Accordingly, defendant's motion to dismiss, upon which decision was reserved, is now GRANTED. All other motions not previously ruled upon are DENIED.
LET JUDGMENT BE ENTERED DISMISSING CLAIM NO. 111677.
November 30, 2009
White Plains, New York
Terry Jane Ruderman
Judge of the Court of Claims
1. References to the trial transcript are preceded by the letter "T."
2. The DOCS memorandum prepared by Santana also fails to mention that the van struck the guardrail (Ex. Q).
3. The New York State Incident Report received into evidence and indicates that the vehicle that struck the DOCS van was a gray, GMC pickup with New Jersey license plate number NKF92E (Ex. O). It was operated by a white male and was "registered to Anthony Urciuoli (6/1/66) 130 Humboldt St. E. Rutherford, N.J." The VIN number was also provided in the Incident Report.

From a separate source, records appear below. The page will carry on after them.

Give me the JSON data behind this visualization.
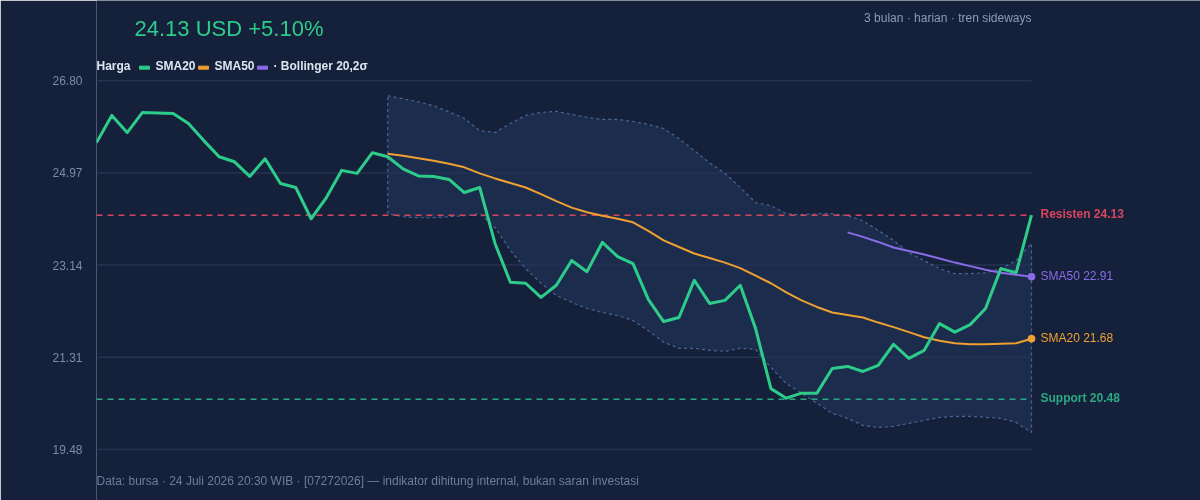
{
  "chart_data": {
    "type": "line",
    "title": "24.13 USD +5.10%",
    "subtitle": "3 bulan · harian · tren sideways",
    "categories": [
      null,
      null,
      null,
      null,
      null,
      null,
      null,
      null,
      null,
      null,
      null,
      null,
      null,
      null,
      null,
      null,
      null,
      null,
      null,
      null,
      null,
      null,
      null,
      null,
      null,
      null,
      null,
      null,
      null,
      null,
      null,
      null,
      null,
      null,
      null,
      null,
      null,
      null,
      null,
      null,
      null,
      null,
      null,
      null,
      null,
      null,
      null,
      null,
      null,
      null,
      null,
      null,
      null,
      null,
      null,
      null,
      null,
      null,
      null,
      null,
      null,
      null
    ],
    "series": [
      {
        "name": "Harga",
        "color": "#2ecc8a",
        "values": [
          25.57,
          26.11,
          25.77,
          26.17,
          26.16,
          26.15,
          25.95,
          25.61,
          25.29,
          25.19,
          24.9,
          25.25,
          24.76,
          24.68,
          24.06,
          24.48,
          25.02,
          24.96,
          25.37,
          25.29,
          25.05,
          24.91,
          24.9,
          24.84,
          24.58,
          24.68,
          23.57,
          22.8,
          22.78,
          22.5,
          22.74,
          23.23,
          23.01,
          23.59,
          23.31,
          23.17,
          22.46,
          22.02,
          22.1,
          22.84,
          22.38,
          22.44,
          22.74,
          21.88,
          20.69,
          20.5,
          20.6,
          20.6,
          21.09,
          21.13,
          21.03,
          21.15,
          21.57,
          21.29,
          21.45,
          21.98,
          21.81,
          21.96,
          22.28,
          23.07,
          22.99,
          24.13
        ]
      },
      {
        "name": "SMA20",
        "color": "#f0a030",
        "values": [
          null,
          null,
          null,
          null,
          null,
          null,
          null,
          null,
          null,
          null,
          null,
          null,
          null,
          null,
          null,
          null,
          null,
          null,
          null,
          25.35,
          25.31,
          25.26,
          25.21,
          25.15,
          25.08,
          24.96,
          24.86,
          24.77,
          24.68,
          24.55,
          24.41,
          24.28,
          24.19,
          24.12,
          24.06,
          23.99,
          23.82,
          23.63,
          23.5,
          23.37,
          23.28,
          23.19,
          23.08,
          22.93,
          22.78,
          22.6,
          22.44,
          22.31,
          22.2,
          22.15,
          22.1,
          22.0,
          21.91,
          21.81,
          21.71,
          21.64,
          21.59,
          21.57,
          21.57,
          21.58,
          21.59,
          21.68
        ],
        "upper": [
          null,
          null,
          null,
          null,
          null,
          null,
          null,
          null,
          null,
          null,
          null,
          null,
          null,
          null,
          null,
          null,
          null,
          null,
          null,
          26.5,
          26.44,
          26.38,
          26.3,
          26.18,
          26.05,
          25.81,
          25.77,
          25.95,
          26.11,
          26.17,
          26.19,
          26.13,
          26.07,
          26.03,
          26.03,
          25.99,
          25.93,
          25.85,
          25.65,
          25.41,
          25.17,
          24.96,
          24.68,
          24.38,
          24.32,
          24.16,
          24.14,
          24.16,
          24.16,
          24.12,
          24.02,
          23.83,
          23.63,
          23.39,
          23.23,
          23.07,
          22.97,
          22.97,
          22.99,
          23.07,
          23.23,
          23.57
        ],
        "lower": [
          null,
          null,
          null,
          null,
          null,
          null,
          null,
          null,
          null,
          null,
          null,
          null,
          null,
          null,
          null,
          null,
          null,
          null,
          null,
          24.16,
          24.1,
          24.08,
          24.08,
          24.1,
          24.12,
          24.16,
          23.89,
          23.43,
          23.07,
          22.78,
          22.54,
          22.4,
          22.28,
          22.2,
          22.14,
          22.04,
          21.84,
          21.61,
          21.49,
          21.49,
          21.45,
          21.43,
          21.49,
          21.47,
          21.11,
          20.79,
          20.6,
          20.4,
          20.2,
          20.1,
          19.96,
          19.92,
          19.94,
          20.0,
          20.06,
          20.12,
          20.14,
          20.14,
          20.12,
          20.1,
          20.02,
          19.82
        ],
        "value_labels": [
          null,
          null,
          null,
          null,
          null,
          null,
          null,
          null,
          null,
          null,
          null,
          null,
          null,
          null,
          null,
          null,
          null,
          null,
          null,
          null,
          null,
          null,
          null,
          null,
          null,
          null,
          null,
          null,
          null,
          null,
          null,
          null,
          null,
          null,
          null,
          null,
          null,
          null,
          null,
          null,
          null,
          null,
          null,
          null,
          null,
          null,
          null,
          null,
          null,
          null,
          null,
          null,
          null,
          null,
          null,
          null,
          null,
          null,
          null,
          null,
          null,
          "SMA20 21.68"
        ]
      },
      {
        "name": "SMA50",
        "color": "#8b6be8",
        "values": [
          null,
          null,
          null,
          null,
          null,
          null,
          null,
          null,
          null,
          null,
          null,
          null,
          null,
          null,
          null,
          null,
          null,
          null,
          null,
          null,
          null,
          null,
          null,
          null,
          null,
          null,
          null,
          null,
          null,
          null,
          null,
          null,
          null,
          null,
          null,
          null,
          null,
          null,
          null,
          null,
          null,
          null,
          null,
          null,
          null,
          null,
          null,
          null,
          null,
          23.79,
          23.7,
          23.6,
          23.49,
          23.42,
          23.35,
          23.27,
          23.19,
          23.12,
          23.05,
          22.99,
          22.95,
          22.91
        ],
        "value_labels": [
          null,
          null,
          null,
          null,
          null,
          null,
          null,
          null,
          null,
          null,
          null,
          null,
          null,
          null,
          null,
          null,
          null,
          null,
          null,
          null,
          null,
          null,
          null,
          null,
          null,
          null,
          null,
          null,
          null,
          null,
          null,
          null,
          null,
          null,
          null,
          null,
          null,
          null,
          null,
          null,
          null,
          null,
          null,
          null,
          null,
          null,
          null,
          null,
          null,
          null,
          null,
          null,
          null,
          null,
          null,
          null,
          null,
          null,
          null,
          null,
          null,
          "SMA50 22.91"
        ]
      }
    ],
    "ylim": [
      18.47,
      28.39
    ],
    "yticks": [
      19.48,
      21.31,
      23.14,
      24.97,
      {
        "value": 26.8,
        "label": "26.80"
      }
    ],
    "grid": "y",
    "tick_labels": "y",
    "legend": "top left",
    "marker": "none",
    "line_style": "solid",
    "ref_lines": [
      {
        "axis": "y",
        "value": 24.13,
        "label": "Resisten 24.13",
        "color": "#d9445f",
        "line_style": "dashed"
      },
      {
        "axis": "y",
        "value": 20.48,
        "label": "Support 20.48",
        "color": "#2aa982",
        "line_style": "dashed"
      }
    ],
    "annotations": [
      "· Bollinger 20,2σ",
      "Data: bursa · 24 Juli 2026 20:30 WIB · [07272026] — indikator dihitung internal, bukan saran investasi"
    ]
  }
}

4. Exhibit Z is a letter from New Jersey Manufacturers Insurance Company (NJMIC) dated June 8, 2009 (T:494-95). This letter indicates that NJMIC insured a 2003 GMC, number 1GTHK23173F131991, registered to Anthony Urciuoli, since November 6, 2002 (Ex. Z).
5. Exhibit X was received into evidence as the Workers' Compensation Employee Summary for claimant's husband (T:490).
6. It appeared that, due to claimant's history of accidents dating back to 1993, she could not keep the claim and resulting injuries in order.
7. Loss of memory was never pled in the claim.
8. The girls were nursing assistants.